Frankly, the idea of Asmodeus marrying anyone – let alone a dragon prince – would be enough to have me at hello. Obviously it must be a gambit. Add in scenes with him lounging around in a dressing gown and being quixotically cruel and you have a character who puts Bond villains to shame. Yet he’s also a fierce ally, who takes his responsibilities seriously. As the plot got twistier and the relationships intertwined, it was hard not to see the narrative taking the shape of a hawthorn itself. The only question was who would end up impaled on its thorns.

I love nuanced villainy, and de Bodard caught me neatly in the trap of wanting Asmodeus’s plans to fail (because I was entirely won over by the lovelorn, duty-bound dragon prince) and not wanting Asmodeus’s enemies to destroy him (although I couldn’t help but appreciate their point of view), because while Asmodeus is a proper villain, he’s a villain I can respect.

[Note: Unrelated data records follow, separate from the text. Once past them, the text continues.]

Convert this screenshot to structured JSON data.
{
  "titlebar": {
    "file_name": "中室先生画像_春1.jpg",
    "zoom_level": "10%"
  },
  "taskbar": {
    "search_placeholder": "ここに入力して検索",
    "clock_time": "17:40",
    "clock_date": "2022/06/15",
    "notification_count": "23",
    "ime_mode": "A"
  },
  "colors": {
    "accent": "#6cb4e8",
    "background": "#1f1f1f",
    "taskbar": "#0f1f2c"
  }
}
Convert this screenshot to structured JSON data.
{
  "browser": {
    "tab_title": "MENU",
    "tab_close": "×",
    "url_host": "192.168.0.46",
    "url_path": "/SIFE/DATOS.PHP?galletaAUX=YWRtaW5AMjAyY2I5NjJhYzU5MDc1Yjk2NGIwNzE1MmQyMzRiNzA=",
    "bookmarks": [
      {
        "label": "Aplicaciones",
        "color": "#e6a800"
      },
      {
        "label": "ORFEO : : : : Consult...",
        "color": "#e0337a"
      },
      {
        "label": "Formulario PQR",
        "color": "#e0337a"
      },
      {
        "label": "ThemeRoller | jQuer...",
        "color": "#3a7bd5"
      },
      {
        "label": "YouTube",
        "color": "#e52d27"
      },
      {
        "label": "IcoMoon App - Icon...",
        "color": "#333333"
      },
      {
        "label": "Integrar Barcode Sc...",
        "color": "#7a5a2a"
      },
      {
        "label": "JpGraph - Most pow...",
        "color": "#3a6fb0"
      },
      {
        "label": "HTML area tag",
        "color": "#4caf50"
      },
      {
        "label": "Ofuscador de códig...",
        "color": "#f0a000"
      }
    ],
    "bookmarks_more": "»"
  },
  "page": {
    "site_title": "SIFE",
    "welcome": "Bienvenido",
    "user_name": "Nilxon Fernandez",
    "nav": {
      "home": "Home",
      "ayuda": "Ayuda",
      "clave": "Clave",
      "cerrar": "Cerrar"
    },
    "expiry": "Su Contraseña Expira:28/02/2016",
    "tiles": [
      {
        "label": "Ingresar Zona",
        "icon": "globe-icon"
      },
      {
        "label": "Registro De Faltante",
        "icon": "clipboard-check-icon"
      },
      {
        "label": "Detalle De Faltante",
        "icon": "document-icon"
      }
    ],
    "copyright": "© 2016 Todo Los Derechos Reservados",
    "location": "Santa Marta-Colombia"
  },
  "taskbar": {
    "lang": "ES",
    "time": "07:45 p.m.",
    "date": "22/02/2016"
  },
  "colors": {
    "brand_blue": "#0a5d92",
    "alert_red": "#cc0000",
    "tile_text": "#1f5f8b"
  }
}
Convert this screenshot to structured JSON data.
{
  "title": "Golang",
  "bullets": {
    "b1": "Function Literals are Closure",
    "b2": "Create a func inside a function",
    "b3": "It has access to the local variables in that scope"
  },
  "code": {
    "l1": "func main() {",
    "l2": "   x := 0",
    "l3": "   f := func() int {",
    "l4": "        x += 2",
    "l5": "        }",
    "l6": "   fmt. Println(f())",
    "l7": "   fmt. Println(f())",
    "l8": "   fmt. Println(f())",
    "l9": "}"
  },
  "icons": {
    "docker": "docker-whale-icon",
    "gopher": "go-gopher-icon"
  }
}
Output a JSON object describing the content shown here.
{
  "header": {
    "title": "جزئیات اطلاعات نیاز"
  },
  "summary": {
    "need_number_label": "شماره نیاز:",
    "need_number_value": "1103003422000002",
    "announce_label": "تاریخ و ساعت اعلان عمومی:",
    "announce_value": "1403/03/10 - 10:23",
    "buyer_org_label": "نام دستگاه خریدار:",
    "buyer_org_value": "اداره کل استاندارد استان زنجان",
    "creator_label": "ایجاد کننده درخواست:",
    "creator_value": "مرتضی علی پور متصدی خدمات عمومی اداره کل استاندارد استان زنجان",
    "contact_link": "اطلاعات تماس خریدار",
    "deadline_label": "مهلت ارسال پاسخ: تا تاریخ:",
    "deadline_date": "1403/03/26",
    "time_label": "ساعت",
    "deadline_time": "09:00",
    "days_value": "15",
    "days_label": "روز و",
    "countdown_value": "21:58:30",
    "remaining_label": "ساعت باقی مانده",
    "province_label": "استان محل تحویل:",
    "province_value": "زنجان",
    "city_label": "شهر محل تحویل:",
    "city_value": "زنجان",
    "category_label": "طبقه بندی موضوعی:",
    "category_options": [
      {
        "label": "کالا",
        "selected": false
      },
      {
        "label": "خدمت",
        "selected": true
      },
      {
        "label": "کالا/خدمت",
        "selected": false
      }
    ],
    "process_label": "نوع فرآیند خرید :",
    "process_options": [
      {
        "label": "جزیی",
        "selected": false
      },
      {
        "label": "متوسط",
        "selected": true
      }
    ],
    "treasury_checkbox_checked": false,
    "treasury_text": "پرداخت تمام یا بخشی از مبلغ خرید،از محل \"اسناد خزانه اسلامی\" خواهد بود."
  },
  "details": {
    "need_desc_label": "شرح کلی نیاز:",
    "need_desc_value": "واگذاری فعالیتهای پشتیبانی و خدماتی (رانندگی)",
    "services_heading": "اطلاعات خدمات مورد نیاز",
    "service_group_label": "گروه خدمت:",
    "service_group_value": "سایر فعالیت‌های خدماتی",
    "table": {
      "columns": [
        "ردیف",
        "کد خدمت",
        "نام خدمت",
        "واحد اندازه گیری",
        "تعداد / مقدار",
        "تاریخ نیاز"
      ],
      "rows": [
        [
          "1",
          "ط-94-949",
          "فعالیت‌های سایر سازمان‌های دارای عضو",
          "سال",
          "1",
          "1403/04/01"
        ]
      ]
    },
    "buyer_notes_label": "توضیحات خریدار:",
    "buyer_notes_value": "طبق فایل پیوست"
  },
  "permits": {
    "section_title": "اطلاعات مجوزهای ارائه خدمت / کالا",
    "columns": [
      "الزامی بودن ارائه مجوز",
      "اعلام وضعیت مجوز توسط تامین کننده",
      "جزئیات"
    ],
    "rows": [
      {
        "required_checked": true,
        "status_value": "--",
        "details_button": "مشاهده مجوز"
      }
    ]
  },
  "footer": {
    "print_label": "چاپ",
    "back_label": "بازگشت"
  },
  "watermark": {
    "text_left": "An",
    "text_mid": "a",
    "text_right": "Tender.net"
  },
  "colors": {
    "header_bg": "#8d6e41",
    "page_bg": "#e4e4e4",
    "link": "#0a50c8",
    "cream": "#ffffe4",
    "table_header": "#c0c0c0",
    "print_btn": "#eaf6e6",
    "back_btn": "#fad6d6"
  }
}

If anything, I think Thorns is better than Wings – unburdened by the need to set the scene, it is free to develop its themes at pace and push the world-building in intriguing new directions. While it was tempting (if foolish) to see Silverspires as the good guys, it’s liberating to root for a House that understands its moral ambiguity. Loyalty is everything here, and de Bodard somehow manages to avoid angst even as she amps up the inner turmoil and emotional conflict, giving us forceful characters with unexpected depths.

I’m agog to discover how these twists and turns will change the political landscape of Fallen Paris. My fingers are firmly crossed for another story of the Dominion in the future.